A tragic example: Sacco and Vanzetti, two Italian anarchist sent to the electric chair for a crime they did not commit. There’s no need to retell their story that has become part of international history; the accusation of murder in 1920 in Massachusetts, the speedy conviction, the appeals, false evidence, dozens of witnesses in their defense, the confession of the real criminal, etc. For seven years the case dragged on before the death sentence was finally set for August 23 1927.

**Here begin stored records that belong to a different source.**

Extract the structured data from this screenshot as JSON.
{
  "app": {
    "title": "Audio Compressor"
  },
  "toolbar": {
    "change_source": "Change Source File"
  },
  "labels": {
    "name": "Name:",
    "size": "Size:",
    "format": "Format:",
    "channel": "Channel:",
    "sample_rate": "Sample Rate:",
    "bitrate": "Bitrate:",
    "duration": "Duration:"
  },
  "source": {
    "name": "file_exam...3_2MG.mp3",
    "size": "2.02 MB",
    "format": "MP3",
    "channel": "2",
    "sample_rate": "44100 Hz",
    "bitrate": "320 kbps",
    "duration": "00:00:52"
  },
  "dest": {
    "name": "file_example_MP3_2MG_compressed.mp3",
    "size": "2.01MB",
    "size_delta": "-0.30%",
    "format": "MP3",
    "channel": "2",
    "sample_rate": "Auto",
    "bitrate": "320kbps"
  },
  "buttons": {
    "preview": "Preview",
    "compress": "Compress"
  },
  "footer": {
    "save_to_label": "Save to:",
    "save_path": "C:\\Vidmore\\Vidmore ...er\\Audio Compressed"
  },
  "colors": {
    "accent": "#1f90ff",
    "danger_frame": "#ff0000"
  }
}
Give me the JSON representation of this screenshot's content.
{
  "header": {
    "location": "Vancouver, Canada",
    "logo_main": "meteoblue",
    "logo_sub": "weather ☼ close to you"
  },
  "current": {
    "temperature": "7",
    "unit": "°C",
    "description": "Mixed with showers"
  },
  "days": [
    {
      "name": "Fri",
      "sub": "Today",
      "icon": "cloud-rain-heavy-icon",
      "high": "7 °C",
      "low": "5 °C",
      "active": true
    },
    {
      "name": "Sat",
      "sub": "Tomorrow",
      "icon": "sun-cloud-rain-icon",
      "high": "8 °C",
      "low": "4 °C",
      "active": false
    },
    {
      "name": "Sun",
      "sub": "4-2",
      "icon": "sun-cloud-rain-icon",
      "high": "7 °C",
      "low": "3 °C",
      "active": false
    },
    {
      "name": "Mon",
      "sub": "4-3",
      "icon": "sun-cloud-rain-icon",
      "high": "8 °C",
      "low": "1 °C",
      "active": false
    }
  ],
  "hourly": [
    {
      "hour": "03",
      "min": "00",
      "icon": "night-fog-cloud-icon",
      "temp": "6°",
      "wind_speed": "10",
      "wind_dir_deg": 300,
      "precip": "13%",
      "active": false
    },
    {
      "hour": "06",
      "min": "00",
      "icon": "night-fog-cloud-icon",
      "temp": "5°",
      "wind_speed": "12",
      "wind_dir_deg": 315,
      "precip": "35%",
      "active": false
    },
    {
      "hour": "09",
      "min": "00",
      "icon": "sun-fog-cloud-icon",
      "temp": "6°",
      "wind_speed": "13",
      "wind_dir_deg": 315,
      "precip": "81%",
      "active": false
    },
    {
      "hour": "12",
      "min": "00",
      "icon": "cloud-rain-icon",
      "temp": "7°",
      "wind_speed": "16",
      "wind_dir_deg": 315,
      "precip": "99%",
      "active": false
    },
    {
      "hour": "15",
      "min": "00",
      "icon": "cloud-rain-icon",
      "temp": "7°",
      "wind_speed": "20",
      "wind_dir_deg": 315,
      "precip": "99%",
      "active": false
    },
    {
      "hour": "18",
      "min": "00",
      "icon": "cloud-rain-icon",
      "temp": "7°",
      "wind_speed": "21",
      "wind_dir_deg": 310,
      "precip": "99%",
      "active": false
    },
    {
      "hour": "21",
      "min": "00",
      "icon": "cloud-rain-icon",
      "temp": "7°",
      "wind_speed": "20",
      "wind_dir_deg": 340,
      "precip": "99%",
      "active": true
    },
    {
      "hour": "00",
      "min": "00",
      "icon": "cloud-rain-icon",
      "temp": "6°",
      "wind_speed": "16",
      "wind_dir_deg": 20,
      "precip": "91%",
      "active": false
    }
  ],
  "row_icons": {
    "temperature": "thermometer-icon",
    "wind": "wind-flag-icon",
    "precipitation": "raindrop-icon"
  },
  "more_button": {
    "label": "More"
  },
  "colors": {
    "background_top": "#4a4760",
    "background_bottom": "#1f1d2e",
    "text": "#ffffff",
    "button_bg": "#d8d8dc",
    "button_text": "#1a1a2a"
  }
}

Their innocence was obvious and protests were held in every major city in America and throughout the world. John Dos Passos, Dorothy Parker, Albert Einstein, HG Wells, George Bernard Shaw and others all spoke out for them. In Japan, Australia, South America and Europe they protested this travesty of justice. In their cells Sacco and Vanzetti were on hunger strike.

In France they held a meeting on July 24 1927 at the Cirque de Paris. 20,000 people squeezed in, 10,000 gathered outside. The organizers called on Séverine to preside over this unified demand for pardon from the American government. For a long time she had left Paris to reside in her home in Pierrefonds, but this cause brought her back into the fray, once again. If at 72 years old she could still serve for something, it would all be worth it.

After the meeting at the Cirque de Paris Séverine stayed in Paris. On July 26 she and Marguerite Durand were invited to lunch at the Maison des Jounalistes, the first time such an “honor” was accorded to women of the press. But the anarchist victims of American injustice were center stage.

To the global protests and calls for lenience America turned a deaf ear and sent the two innocents to the electric chair. Violent confrontation with the police broke out that night in Paris, 100 people wounded and 200 arrested. Séverine regretted this outburst of violence because it was too late—there was nobody to save.

In their final statements the two men tried to console and give hope to the countless men and women who had and would always devote their lives to the cause of freedom and justice: “The last moment belongs to us—that agony will be our triumph.”